In einer anderen Doppelblindstudie wurden die 131 Teilnehmer in drei Gruppen eingeteilt. 42 Raucher erhielten Nikotinpflaster (Standarddosierung 30 mg/24 Std), 43 Placebopflaster und 46 dienten als Kontrolle (ohne Pflaster). Alle nahmen an einem wöchentlichen verhaltenstherapeutischen Programm teil. Nach einer sechswöchigen Behandlung waren 69% der Nikotingruppe, 51% der Placebogruppe und 44% der Kontrollgruppe abstinent. Der Langzeiterfolg wurde nur mittels schriftlicher Befragung erfasst: nach einem Jahr sollen noch 11 Personen (26%) der Nikotingruppe, 9 Personen (21%) der Placebogruppe und 7 Personen (15%) der Kontrollgruppe abstinent gewesen sein.(6)

Unerwünschte Wirkungen

Wie andere transdermale Systeme sind auch Nikotinpflaster relativ häufig für Hautreaktionen verantwortlich. Nikotinpflaster verursachen bei 25 bis 30% der Behandelten eine Hautrötung und Juckreiz; eine stärkere Rötung fand sich bei 7%. «Placebo»-Pflaster führten dagegen nur zu etwa halb so vielen Reaktionen. Ein Abbruch der Behandlung war bei rund 6% der Personen, die Nikotinpflaster erhielten, notwendig.(4) Die Hautreaktionen waren mehrheitlich auf den Applikationsort beschränkt und nach dem Entfernen des Pflasters reversibel.(4,5) Doch sind auch Einzelfälle von generalisierten Exanthemen beschrieben worden.(7)

Andere unerwünschte Symptome sind schwierig zu interpretieren, da sie teils Entzugserscheinungen, teils Nikotinwirkungen entsprechen können. Sicher ist mit mehr Nikotinwirkungen zu rechnen, wenn jemand ein Nikotinpflaster anwendet und raucht.

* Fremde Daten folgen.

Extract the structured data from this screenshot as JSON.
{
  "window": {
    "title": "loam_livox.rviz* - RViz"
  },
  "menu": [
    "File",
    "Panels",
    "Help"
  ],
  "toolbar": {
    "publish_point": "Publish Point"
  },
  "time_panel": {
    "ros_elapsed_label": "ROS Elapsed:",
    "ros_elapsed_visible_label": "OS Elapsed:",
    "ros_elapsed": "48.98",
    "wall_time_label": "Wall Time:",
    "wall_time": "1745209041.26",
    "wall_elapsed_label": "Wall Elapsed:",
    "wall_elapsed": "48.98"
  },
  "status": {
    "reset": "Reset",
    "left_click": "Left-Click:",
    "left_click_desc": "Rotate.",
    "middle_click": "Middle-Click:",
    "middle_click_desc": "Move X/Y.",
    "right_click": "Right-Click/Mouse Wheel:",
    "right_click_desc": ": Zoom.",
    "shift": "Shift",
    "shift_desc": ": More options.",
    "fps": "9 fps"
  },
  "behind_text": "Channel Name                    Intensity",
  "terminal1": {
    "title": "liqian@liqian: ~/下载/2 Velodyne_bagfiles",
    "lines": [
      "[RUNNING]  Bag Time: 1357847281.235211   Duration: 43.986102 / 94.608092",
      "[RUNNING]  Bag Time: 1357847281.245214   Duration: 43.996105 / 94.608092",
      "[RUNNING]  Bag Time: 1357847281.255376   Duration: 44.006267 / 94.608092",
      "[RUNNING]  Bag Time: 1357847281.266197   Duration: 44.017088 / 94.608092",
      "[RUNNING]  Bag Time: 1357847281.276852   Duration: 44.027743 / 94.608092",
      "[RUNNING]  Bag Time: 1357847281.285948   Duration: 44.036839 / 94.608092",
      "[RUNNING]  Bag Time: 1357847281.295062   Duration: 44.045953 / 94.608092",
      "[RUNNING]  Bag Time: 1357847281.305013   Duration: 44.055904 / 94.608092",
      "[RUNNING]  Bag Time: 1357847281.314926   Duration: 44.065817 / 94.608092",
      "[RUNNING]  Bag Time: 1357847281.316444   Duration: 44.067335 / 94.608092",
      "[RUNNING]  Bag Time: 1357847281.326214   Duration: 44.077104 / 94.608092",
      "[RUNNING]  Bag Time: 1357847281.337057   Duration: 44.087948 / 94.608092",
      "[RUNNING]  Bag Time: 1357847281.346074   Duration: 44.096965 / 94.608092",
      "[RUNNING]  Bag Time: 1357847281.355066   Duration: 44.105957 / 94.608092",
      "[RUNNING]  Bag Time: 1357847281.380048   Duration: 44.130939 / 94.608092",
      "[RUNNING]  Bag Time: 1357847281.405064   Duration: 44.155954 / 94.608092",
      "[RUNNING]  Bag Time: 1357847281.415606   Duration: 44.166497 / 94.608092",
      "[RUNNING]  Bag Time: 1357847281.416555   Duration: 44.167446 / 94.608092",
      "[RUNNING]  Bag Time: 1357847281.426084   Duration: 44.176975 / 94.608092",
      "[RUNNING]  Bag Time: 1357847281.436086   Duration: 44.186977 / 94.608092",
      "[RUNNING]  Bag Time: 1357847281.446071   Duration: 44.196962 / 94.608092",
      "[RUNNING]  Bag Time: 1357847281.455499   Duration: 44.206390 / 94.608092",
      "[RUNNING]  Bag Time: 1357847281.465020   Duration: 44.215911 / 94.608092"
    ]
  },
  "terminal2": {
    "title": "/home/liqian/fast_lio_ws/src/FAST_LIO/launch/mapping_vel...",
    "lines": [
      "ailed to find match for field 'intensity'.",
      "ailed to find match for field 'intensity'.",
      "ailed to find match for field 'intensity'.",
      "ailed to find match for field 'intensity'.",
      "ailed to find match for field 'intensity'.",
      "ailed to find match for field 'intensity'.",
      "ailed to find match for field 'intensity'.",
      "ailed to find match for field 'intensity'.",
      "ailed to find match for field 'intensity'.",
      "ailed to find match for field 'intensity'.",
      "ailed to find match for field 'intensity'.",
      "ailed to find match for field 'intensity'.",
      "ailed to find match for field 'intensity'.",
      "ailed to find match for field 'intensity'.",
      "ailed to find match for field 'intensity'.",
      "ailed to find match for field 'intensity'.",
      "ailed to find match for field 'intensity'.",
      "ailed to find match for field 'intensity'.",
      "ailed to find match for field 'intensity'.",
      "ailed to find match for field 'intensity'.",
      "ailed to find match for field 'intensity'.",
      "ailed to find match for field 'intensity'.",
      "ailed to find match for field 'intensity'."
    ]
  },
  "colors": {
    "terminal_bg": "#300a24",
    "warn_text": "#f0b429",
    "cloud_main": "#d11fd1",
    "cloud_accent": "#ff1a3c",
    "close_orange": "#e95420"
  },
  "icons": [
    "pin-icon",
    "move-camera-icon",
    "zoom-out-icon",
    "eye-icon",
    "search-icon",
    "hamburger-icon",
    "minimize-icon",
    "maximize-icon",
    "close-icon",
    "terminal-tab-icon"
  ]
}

Gemäss Angaben der Herstellerfirma sind bisher mit «aktivem » Pflaster mindestens doppelt soviele systemische Effekte wie mit «Placebo»-Pflaster beobachtet worden. Symptome seitens des Zentralnervensystems -- Schlafstörungen, Nervosität, Angst, Verstimmung, Kopfschmerzen -- waren relativ häufig; seltener wurde über gastrointestinale Beschwerden (Bauchschmerzen, Brechreiz, Erbrechen) sowie Mundtrockenheit, Schweissausbrüche und Parästhesien berichtet. Das Suchtpotential von Nikotinpflastern wird als gering eingeschätzt, da ihre Wirkung langsam eintritt und keine hohen Plasmaspiegel erreicht werden.(8)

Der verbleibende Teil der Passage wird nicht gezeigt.